La historia de madame Popova, creadora de una agencia para matar maridos de esposas infelices


Madame Popova 2

En tres décadas, mandó al más allá a 300 hombres. Quisieron lincharla o quemarla en una hoguera, pero el fusilamiento fue más piadoso.

Carl Philipp Gottlieb von Clausewitz (1780–1831), militar prusiano y el gran teórico de la ciencia bélica moderna, escribió una sentencia memorable: «La guerra es la continuación de la política por otros medios».

Es posible que madame Alexe Khaterina Popova, rusa nacida en Samara, suroeste del país, distrito federal del Volga, a mediados de 1800, no leyera al gran estratega, pero –aunque con tétrica variante–, inauguró el asesinato serial como una reivindicación de género extrema.

Creó una agencia matrimonial como la primera de la historia –siglo XV– fundada en Barcelona por «Paula de las bodas», una casamentera que vivía en la calle de los Cecs de la Boquería… ¡pero al revés!

Popova empezó su empresa en 1879, y sin apuro. Primero: detectar parejas en crisis. Segundo: acercarse a ellas. Tercero: ganar la confianza de sus futuras víctimas. Cuarto: sembrar el arsénico –por ejemplo– en copas de vodka, bebida madre de Rusia, durante cordiales y alegres visitas sociales. Quinto: si no lograba filtrarse en la casa del matrimonio en cuestión, poner el arsénico, con las debidas instrucciones, en manos de la futura liberada.

Pero no hay tiempo que no se acabe ni tiento que no se corte, nos recuerda José Hernández en su Martín Fierro, válido en las pampas y también en las estepas…

El sistema, aunque eficaz durante casi tres décadas, se derrumbó por uno de los motores más poderosos del alma humana: la culpa.

Una de las mujeres –de las clientas–, y ya viuda por obra y gracia del veneno, no pudo soportar el peso de la verdad, y denunció a Popova.

Un escuadrón de policía llegó hasta la mansión de madame, dueña ya de una fortuna hecha gota a gota (tarifas bajas y módicas dosis de arsénico), y le echó mano.

Mientras los agentes la interrogaban prima facie y rastreaban cada rincón del lugar en busca de pruebas, la noticia llegó a la calle, y en poco más de una hora convocó a una cientos de almas decididas a linchar a la asesina, o quemarla en una hoguera pública: fue necesario dispersarlas a palazo limpio…

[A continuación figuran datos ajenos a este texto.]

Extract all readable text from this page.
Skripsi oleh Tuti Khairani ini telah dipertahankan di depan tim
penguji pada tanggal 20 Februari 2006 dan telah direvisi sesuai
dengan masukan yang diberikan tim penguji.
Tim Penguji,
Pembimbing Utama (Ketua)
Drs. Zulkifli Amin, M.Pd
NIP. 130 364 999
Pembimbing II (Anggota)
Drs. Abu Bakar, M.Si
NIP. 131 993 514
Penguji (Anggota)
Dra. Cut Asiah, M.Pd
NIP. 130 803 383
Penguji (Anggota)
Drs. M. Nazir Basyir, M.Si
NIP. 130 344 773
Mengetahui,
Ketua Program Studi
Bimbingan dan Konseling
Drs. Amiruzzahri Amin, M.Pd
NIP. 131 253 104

Ya frente al tribunal, y después de intentar una débil defensa («Mi dinero viene de comprar herencias y de tratar enfermos con hierbas»), confesó con pelos y señales:
–En los últimos treinta años me ocupé de matar a hombres que trataban a sus mujeres como esclavas. Fueron actos de caridad justificada. No soy una asesina. Usé un veneno lento y natural, de modo que ellos murieron sin darse cuenta de que habían tomado arsénico.

Admitió que las víctimas eran, muerto más o menos, «unos cuarenta», pero la cifra real batió récords entre el puntaje de los asesinos seriales pasados… y hasta futuros: en treinta años, ¡trescientos hombres enviados al más allá!

No fue posible encontrar a la mayoría de las mujeres liberadas de tan siniestra manera: algunas habían muerto, otras se habían mudado sin dejar indicado su paradero, y otras huyeron en cuanto se descubrió el espantoso plan de la Popova, digna alumna de madame Montespan, la última amante del rey Luis XIV, que pasó a la historia como «la envenenadora de Versailles».

Juicio y condena fueron rápidos. La fusilaron en San Petersburgo en 1909.

Bien pudo ser uno de los personajes de Borges en su Historia Universal de la Infamia. Se habría ganado ese sitial con absoluta justicia.